Calcium–magnesium–alumina–silicate (CMAS) corrosion is inevitable in thermal barrier coating applications. Herein, Ba(Mg1/3Ta2/3)O3 (BMT) ceramic, which is a promising thermal barrier coating material, was prepared using a solid-state reaction sintering method. The effects of the surface roughness and bulk density on the CMAS corrosion behavior of BMT ceramic were analyzed by investigating the surface morphology, cross-sectional microstructure, compositional evolution, and CMAS wetting behavior before and after CMAS corrosion.

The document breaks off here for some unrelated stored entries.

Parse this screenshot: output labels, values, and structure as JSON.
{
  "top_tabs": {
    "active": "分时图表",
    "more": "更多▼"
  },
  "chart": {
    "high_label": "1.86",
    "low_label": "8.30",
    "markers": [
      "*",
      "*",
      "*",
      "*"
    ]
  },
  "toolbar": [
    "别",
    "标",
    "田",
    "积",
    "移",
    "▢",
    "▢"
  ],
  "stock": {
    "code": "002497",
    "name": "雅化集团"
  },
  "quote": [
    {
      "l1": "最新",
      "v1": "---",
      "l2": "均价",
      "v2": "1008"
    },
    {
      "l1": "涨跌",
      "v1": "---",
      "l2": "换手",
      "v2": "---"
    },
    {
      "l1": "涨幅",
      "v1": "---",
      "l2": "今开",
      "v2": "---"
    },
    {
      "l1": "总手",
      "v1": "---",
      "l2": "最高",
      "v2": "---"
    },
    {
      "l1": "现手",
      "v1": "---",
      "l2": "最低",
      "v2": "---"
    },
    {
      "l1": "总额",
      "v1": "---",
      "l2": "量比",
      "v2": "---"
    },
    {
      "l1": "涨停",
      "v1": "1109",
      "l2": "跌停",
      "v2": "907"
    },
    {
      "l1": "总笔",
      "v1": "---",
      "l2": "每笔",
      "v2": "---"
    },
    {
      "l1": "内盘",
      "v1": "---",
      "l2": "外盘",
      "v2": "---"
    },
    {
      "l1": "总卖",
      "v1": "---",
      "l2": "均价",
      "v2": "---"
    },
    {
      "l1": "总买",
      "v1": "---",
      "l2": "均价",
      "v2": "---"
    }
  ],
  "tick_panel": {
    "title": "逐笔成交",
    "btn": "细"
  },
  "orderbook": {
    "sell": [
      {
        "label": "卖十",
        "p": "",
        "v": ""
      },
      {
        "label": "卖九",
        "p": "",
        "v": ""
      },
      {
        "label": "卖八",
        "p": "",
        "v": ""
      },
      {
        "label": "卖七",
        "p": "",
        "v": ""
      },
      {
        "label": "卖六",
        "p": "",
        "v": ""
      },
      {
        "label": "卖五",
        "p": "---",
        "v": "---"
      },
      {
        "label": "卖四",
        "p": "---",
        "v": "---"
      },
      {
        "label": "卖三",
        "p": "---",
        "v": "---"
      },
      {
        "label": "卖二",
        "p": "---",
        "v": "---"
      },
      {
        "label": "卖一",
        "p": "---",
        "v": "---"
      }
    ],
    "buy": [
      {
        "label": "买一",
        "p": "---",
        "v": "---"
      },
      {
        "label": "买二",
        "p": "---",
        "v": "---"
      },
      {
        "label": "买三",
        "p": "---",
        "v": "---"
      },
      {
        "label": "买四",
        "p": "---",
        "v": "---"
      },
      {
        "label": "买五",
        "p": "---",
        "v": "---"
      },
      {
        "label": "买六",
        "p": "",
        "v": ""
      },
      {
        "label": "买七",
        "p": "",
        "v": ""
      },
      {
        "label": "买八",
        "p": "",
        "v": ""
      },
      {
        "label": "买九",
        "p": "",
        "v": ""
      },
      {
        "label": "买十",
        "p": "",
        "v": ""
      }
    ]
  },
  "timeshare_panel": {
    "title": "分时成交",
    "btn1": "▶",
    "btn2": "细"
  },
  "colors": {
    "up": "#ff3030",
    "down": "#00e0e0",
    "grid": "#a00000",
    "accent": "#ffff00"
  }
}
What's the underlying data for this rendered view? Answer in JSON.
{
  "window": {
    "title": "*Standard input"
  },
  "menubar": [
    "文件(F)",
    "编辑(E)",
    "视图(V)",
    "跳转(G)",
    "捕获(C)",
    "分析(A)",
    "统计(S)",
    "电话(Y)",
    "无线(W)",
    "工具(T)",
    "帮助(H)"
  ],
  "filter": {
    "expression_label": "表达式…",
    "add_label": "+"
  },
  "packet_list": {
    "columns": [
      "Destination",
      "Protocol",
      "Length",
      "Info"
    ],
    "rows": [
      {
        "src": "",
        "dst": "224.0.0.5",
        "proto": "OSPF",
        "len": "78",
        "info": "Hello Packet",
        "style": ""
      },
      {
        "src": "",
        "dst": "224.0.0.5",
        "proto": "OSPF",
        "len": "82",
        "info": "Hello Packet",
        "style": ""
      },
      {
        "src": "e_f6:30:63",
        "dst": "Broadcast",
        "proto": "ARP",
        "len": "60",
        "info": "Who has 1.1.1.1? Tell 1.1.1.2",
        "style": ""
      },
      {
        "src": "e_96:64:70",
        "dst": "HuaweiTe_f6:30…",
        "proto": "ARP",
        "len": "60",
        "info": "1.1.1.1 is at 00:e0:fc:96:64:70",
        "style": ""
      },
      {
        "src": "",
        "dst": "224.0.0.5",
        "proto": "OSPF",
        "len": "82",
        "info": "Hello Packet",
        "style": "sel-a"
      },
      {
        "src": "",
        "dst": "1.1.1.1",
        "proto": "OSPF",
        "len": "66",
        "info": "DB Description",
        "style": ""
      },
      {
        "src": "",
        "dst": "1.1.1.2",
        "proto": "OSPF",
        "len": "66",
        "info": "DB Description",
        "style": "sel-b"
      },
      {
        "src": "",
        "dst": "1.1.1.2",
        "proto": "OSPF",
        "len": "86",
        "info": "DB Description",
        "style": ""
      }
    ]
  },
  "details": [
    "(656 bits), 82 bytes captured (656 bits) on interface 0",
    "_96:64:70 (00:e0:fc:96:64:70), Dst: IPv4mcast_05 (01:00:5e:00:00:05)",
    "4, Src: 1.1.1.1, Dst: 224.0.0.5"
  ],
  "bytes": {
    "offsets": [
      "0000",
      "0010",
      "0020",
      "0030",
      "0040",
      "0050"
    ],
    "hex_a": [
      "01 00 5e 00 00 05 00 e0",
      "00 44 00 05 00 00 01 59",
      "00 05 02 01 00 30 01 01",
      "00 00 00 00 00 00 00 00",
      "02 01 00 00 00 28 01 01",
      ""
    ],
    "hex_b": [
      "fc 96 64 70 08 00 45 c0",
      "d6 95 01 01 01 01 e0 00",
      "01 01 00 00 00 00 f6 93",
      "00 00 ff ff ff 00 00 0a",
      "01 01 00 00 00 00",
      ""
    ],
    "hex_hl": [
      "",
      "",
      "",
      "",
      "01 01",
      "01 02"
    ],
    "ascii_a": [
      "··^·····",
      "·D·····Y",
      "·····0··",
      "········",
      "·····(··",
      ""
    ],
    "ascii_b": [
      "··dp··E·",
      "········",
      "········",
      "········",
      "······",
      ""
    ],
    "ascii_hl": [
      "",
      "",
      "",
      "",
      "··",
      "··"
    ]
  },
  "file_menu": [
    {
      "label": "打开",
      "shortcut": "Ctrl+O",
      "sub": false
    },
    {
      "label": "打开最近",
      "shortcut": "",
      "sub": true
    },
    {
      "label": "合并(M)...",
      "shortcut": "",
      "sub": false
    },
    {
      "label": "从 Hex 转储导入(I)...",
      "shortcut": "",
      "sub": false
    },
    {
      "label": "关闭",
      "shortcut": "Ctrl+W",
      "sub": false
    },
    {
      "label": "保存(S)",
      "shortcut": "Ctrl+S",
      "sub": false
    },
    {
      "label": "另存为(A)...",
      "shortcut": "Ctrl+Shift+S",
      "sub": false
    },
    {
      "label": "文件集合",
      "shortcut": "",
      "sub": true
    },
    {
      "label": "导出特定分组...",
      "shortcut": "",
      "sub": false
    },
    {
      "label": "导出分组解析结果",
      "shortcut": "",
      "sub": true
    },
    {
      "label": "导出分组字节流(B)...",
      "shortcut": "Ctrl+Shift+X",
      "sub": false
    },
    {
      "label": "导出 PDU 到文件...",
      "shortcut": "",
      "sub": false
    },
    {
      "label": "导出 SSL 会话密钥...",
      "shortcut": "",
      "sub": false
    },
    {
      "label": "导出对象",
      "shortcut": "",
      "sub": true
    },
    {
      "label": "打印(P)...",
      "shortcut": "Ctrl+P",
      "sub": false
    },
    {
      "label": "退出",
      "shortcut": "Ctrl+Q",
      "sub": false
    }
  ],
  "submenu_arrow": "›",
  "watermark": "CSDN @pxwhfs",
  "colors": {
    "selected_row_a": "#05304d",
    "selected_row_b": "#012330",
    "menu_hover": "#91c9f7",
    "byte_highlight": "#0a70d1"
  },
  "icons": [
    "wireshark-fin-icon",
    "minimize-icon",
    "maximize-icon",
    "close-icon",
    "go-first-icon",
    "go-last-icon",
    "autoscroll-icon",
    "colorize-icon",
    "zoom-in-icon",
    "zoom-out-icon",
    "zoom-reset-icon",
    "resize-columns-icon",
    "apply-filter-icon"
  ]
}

The results indicate that the wettability of CMAS on the BMT bulk material with a low surface roughness was lower than that of the material with a high surface roughness owing to the smaller driving capillary force, actual contact area between CMAS and the surface, and CMAS infiltration direction in BMT with a low surface roughness. This effectively inhibited the infiltration of CMAS and reduced its corrosion effect on BMT ceramic. The infiltration of CMAS into the BMT bulk materials with a high density was weaker because there were few channels, such as pores and microcracks, for infiltration. Therefore, reducing the surface roughness and increasing the density of BMT ceramic can be considered an effective method for improving its CMAS corrosion resistance.